A new species of night monkey (pictured) is one of eight new mammals found during an expedition to northern Peru's Tabaconas Namballe National Sanctuary, scientists announced recently.
A team of Mexican and Peruvian biologists found this "new heaven of unknown biodiversity" during a 2009-2011 expedition, according to a press statement.
Rarely seen and little-studied, night monkeys are listed as vulnerable by the International Union for Conservation of Nature (IUCN) and endangered by the Peruvian government, making the new discovery especially notable.The as yet unnamed new species was found close to the border of Ecuador, said expedition co-leader Gerardo Ceballos, of the National Autonomous University of Mexico.
Compared with two other species of night monkey in the region, the new one has a more uniform color and smaller skull.
Tabaconas Namballe National Sanctuary's cloud forests provide shelter to at least 85 species of mammals, 326 species of birds, and 23 species of reptiles and amphibians—numbers that may grow as explorers delve deeper into the region.
The sanctuary contains a wide array of habitats—from rain forests to grasslands—condensed into roughly 70,000 acres (28,000 hectares), Ceballos said.
However, deforestation throughout much of South America may affect undiscovered species, Ceballos said.
"The habitat is very valuable," he said, "even without knowing the species that are there."
Night Monkey - Photograph courtesy Alexander Pari
Common Shrew Opossum
Almost twice the size of its closest relative, this new species of common shrew opossum is the largest yet found in the region.

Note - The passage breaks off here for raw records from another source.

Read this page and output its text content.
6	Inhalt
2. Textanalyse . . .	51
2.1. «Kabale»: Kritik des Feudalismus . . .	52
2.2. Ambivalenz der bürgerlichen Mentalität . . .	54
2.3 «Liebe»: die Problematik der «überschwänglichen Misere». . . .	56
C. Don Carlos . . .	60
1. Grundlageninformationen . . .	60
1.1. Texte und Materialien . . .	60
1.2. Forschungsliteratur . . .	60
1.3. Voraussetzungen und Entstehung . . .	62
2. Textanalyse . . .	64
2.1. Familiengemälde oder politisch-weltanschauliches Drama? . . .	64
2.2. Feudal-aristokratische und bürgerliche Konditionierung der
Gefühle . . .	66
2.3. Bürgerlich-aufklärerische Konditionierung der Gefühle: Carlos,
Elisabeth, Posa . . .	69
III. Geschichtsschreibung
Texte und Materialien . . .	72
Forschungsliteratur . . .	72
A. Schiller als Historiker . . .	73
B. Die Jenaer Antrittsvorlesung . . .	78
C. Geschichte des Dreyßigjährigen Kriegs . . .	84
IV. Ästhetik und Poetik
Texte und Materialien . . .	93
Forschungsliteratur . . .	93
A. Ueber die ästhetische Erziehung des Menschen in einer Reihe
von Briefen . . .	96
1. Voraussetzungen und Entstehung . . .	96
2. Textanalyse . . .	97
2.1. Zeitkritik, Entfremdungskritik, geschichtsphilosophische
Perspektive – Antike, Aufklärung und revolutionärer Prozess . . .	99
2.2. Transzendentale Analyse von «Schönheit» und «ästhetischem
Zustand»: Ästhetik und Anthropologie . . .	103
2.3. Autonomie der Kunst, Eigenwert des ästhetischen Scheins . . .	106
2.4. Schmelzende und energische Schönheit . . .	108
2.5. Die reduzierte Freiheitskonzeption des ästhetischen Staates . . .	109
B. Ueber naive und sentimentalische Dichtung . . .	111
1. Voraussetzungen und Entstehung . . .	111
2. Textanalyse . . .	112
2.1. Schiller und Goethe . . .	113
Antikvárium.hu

Occasionally known as a marsupial shrew, common shrew opossums are usually rat-size and have well-defined ears, long tails, and long, pointed snouts.
"It belongs to [a] marsupial family with only three other species," Ceballos said.

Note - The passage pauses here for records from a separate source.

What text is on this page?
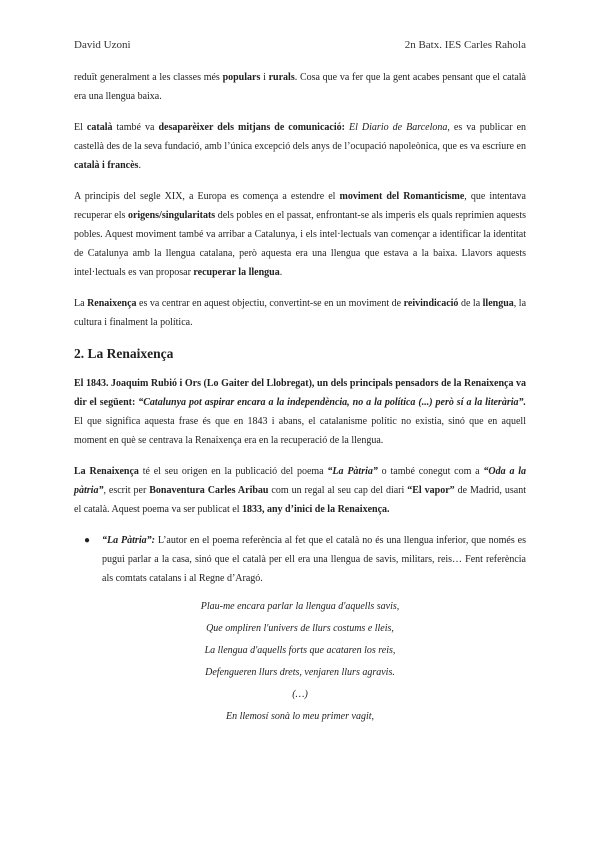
David Uzoni	2n Batx. IES Carles Rahola

reduït generalment a les classes més populars i rurals. Cosa que va fer que la gent acabes pensant que el català era una llengua baixa.

El català també va desaparèixer dels mitjans de comunicació: El Diario de Barcelona, es va publicar en castellà des de la seva fundació, amb l’única excepció dels anys de l’ocupació napoleònica, que es va escriure en català i francès.

A principis del segle XIX, a Europa es comença a estendre el moviment del Romanticisme, que intentava recuperar els origens/singularitats dels pobles en el passat, enfrontant-se als imperis els quals reprimien aquests pobles. Aquest moviment també va arribar a Catalunya, i els intel·lectuals van començar a identificar la identitat de Catalunya amb la llengua catalana, però aquesta era una llengua que estava a la baixa. Llavors aquests intel·lectuals es van proposar recuperar la llengua.

La Renaixença es va centrar en aquest objectiu, convertint-se en un moviment de reivindicació de la llengua, la cultura i finalment la política.

2. La Renaixença

El 1843. Joaquim Rubió i Ors (Lo Gaiter del Llobregat), un dels principals pensadors de la Renaixença va dir el següent: “Catalunya pot aspirar encara a la independència, no a la política (...) però sí a la literària”. El que significa aquesta frase és que en 1843 i abans, el catalanisme polític no existia, sinó que en aquell moment en què se centrava la Renaixença era en la recuperació de la llengua.

La Renaixença té el seu origen en la publicació del poema “La Pàtria” o també conegut com a “Oda a la pàtria”, escrit per Bonaventura Carles Aribau com un regal al seu cap del diari “El vapor” de Madrid, usant el català. Aquest poema va ser publicat el 1833, any d’inici de la Renaixença.

● “La Pàtria”: L’autor en el poema referència al fet que el català no és una llengua inferior, que només es pugui parlar a la casa, sinó que el català per ell era una llengua de savis, militars, reis… Fent referència als comtats catalans i al Regne d’Aragó.
Plau-me encara parlar la llengua d'aquells savis,
Que ompliren l'univers de llurs costums e lleis,
La llengua d'aquells forts que acataren los reis,
Defengueren llurs drets, venjaren llurs agravis.
(…)
En llemosí sonà lo meu primer vagit,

Photograph courtesy Kateryn Pino
Discovered due to its large size and unusually dark fur, this new species—called an enigmatic porcupine—differs from its counterparts in another way: quill size.
Unlike other porcupines in the region, the new species' quills are "extremely long," Ceballos said.
Locals also told the team that there may be more porcupine species awaiting discovery. "They showed the skin of an entirely different species we have never seen," he said.
Photograph courtesy Alexander Pari
This new species of small-eared shrew is still in the process of being named by Ceballos and his team. Much smaller than its relative the marsupial shrew, the small-eared shrew is an insect-eater distinguished by extremely small eyes and barely visible ears.
Not much is known about small-eared shrews in general, which are classified as data deficient by the IUCN.